I'm studying OWIN and its Katana implementation by Microsoft. I've already asked about this here and the answers will help you get a good overview of the subject. Going deeper I found this doubt. In the specification two pro-operating objects are proposed: the environment dictionary and the application delegate.
From what I understood the intuition behind it is this: the environment dictionary has all the HTTP request and response data. The application delegate, on the other hand, is a pointer to a function that receives the environment dictionary and returns a Task. In this way, the application delegate, so I understand it receives the environment dictionary with the request data, and is able to modify the response asynchronously.
So far so good. My question is the existence of middleware. From what I understand the middleware are basically components that we can plug into the pipeline and that are able to interfere with the request by modifying the response. For example, Cookie Authentication Middleware can be plugged into the pipeline and handles the response in order to implement cookie authentication. Similarly, we can plug in the WebAPI that is able to handle the request and provide the functionality of a RESTful service.

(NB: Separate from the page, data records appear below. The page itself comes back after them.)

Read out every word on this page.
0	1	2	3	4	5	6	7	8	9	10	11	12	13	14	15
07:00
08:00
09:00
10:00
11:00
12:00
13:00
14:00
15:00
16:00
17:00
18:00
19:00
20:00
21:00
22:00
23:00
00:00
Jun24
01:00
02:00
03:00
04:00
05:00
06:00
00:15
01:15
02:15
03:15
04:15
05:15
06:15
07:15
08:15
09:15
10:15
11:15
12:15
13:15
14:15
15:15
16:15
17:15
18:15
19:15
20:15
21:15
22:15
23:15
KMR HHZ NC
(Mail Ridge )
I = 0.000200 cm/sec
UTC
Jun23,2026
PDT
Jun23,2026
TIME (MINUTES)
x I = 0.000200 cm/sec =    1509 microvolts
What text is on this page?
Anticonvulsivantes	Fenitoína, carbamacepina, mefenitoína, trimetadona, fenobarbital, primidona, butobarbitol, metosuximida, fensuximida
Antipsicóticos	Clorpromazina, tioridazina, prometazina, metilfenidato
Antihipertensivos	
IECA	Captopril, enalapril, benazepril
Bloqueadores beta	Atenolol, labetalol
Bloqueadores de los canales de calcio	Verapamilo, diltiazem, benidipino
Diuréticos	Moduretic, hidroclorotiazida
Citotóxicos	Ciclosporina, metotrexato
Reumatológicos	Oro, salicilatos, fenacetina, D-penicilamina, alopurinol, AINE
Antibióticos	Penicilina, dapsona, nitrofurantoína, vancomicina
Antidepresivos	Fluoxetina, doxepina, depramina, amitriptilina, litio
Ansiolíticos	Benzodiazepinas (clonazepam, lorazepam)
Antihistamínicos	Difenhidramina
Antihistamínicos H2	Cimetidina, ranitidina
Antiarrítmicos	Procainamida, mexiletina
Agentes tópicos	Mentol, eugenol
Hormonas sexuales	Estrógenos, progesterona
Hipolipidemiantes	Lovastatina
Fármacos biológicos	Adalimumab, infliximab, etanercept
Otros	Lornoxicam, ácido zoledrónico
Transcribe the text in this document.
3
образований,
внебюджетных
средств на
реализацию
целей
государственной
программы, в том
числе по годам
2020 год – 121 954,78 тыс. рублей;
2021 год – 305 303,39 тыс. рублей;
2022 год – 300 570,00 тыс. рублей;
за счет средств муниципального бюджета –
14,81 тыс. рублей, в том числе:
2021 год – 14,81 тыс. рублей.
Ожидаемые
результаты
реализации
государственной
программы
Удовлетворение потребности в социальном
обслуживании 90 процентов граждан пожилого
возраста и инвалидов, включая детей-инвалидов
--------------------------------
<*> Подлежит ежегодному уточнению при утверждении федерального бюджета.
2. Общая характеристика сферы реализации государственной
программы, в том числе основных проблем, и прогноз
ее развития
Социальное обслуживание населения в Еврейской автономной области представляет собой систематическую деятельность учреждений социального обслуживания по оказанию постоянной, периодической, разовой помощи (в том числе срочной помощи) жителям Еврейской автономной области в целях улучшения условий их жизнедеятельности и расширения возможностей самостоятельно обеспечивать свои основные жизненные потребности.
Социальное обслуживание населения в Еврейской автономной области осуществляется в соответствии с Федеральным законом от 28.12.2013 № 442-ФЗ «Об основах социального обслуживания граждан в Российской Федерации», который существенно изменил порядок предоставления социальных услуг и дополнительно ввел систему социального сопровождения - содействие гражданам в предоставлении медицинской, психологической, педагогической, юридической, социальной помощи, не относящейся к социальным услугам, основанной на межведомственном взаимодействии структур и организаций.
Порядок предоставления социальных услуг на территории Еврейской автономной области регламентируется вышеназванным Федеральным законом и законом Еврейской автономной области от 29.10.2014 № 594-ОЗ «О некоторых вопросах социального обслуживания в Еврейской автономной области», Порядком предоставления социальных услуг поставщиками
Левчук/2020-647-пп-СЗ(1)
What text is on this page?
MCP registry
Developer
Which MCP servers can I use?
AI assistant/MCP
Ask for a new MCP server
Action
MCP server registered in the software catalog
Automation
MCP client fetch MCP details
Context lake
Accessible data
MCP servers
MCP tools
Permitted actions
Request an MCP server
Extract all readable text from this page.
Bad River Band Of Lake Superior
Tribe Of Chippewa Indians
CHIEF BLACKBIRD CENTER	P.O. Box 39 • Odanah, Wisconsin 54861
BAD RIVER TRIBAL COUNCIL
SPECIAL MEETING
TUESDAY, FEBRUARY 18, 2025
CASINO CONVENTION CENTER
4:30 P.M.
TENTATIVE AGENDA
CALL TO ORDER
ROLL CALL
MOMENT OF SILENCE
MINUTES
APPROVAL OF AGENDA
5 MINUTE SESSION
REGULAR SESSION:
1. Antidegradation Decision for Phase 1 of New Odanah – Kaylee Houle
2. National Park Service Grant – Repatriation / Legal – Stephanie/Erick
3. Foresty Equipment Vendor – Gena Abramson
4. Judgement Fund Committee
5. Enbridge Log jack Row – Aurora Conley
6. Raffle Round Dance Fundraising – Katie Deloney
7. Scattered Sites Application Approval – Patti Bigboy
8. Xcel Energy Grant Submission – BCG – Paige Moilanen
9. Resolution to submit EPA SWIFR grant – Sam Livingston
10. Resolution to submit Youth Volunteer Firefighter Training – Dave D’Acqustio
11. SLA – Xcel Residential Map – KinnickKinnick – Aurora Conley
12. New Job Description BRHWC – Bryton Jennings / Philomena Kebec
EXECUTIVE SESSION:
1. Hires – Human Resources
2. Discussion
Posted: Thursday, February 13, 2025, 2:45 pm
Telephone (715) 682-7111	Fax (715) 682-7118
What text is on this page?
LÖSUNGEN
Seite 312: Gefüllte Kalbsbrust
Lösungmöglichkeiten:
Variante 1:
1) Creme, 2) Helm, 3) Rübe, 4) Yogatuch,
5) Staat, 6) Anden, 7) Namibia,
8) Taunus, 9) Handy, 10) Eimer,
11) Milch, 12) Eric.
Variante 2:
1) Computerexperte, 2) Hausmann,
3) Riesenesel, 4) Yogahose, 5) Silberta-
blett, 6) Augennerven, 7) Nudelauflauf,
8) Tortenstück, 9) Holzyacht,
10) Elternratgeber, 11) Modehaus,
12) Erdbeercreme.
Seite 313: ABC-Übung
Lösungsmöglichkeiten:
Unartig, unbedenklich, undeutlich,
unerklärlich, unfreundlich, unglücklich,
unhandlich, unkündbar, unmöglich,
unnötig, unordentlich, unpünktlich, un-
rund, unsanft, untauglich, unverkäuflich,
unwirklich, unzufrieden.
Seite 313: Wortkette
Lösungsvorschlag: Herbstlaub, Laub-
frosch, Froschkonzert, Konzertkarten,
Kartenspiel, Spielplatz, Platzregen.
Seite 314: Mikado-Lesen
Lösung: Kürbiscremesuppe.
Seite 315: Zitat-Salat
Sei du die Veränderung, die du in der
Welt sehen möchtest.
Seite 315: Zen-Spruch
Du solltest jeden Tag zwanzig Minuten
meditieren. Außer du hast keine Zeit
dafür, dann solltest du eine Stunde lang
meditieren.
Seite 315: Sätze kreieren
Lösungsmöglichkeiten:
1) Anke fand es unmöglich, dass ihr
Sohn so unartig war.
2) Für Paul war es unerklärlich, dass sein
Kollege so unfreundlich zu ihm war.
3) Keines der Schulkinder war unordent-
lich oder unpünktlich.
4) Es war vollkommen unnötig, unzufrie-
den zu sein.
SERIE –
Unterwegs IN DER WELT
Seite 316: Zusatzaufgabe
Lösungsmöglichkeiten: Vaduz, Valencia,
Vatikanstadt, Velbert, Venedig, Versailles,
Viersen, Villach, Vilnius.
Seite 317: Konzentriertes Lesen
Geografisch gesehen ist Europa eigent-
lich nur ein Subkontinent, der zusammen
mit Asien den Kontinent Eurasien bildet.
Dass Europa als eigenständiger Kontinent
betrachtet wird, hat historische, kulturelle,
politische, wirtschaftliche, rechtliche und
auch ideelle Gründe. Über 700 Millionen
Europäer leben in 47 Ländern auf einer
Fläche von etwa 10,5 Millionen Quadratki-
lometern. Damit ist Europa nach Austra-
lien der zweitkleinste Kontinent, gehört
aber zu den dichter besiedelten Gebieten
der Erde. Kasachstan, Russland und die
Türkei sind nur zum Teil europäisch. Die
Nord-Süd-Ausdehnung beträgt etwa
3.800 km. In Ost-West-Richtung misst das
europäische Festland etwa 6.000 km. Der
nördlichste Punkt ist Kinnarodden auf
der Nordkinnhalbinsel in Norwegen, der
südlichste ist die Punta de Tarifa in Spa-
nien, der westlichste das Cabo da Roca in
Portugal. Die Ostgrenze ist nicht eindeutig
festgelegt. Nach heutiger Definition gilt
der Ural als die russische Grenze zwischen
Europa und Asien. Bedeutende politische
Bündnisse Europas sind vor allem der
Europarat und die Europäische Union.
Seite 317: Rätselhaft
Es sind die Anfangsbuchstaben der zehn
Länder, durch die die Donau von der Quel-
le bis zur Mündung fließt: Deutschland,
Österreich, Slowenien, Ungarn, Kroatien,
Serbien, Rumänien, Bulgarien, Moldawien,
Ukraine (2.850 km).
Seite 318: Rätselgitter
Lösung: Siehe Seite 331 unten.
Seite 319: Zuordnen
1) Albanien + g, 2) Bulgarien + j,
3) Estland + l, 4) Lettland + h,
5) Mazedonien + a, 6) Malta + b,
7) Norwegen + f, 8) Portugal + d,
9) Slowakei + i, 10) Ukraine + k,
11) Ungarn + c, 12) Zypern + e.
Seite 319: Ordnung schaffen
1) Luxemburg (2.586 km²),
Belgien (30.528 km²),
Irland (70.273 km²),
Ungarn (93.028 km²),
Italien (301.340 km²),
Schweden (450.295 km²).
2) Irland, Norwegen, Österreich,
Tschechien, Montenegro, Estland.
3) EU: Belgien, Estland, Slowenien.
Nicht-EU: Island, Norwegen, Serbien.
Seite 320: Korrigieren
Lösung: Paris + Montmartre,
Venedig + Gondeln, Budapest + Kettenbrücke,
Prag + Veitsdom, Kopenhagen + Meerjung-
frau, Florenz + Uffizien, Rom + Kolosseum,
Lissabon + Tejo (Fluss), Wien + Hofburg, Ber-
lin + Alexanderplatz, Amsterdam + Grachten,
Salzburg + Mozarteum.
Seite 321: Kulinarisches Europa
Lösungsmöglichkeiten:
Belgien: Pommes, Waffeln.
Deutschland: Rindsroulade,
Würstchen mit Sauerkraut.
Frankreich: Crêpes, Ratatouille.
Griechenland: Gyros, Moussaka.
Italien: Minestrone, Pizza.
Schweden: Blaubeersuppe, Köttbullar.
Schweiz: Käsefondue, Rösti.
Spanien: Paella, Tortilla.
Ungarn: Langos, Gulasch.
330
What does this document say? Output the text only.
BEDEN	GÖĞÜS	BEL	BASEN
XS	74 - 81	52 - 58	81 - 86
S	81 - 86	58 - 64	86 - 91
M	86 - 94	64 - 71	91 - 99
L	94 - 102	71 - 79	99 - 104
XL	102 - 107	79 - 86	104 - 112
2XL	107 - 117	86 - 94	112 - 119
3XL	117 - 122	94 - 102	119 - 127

Basically, there seems to be a very close relationship between middleware and application delegate. My question, in fact, is this: per application built on top of OWIN is there only one application delegate or several that work together? In this case how does the application delegate relate to the middleware?
I imagine it is as follows: there is an application delegate per application and when we use the Use
extension method to add a middleware basically what happens is that the Invoke
of the middleware is added to the delegate. In this way, the application delegate can execute all the tasks in sequence, one from each middleware, allowing each middleware to handle the request one after the other in the registration sequence. Is this the way it works?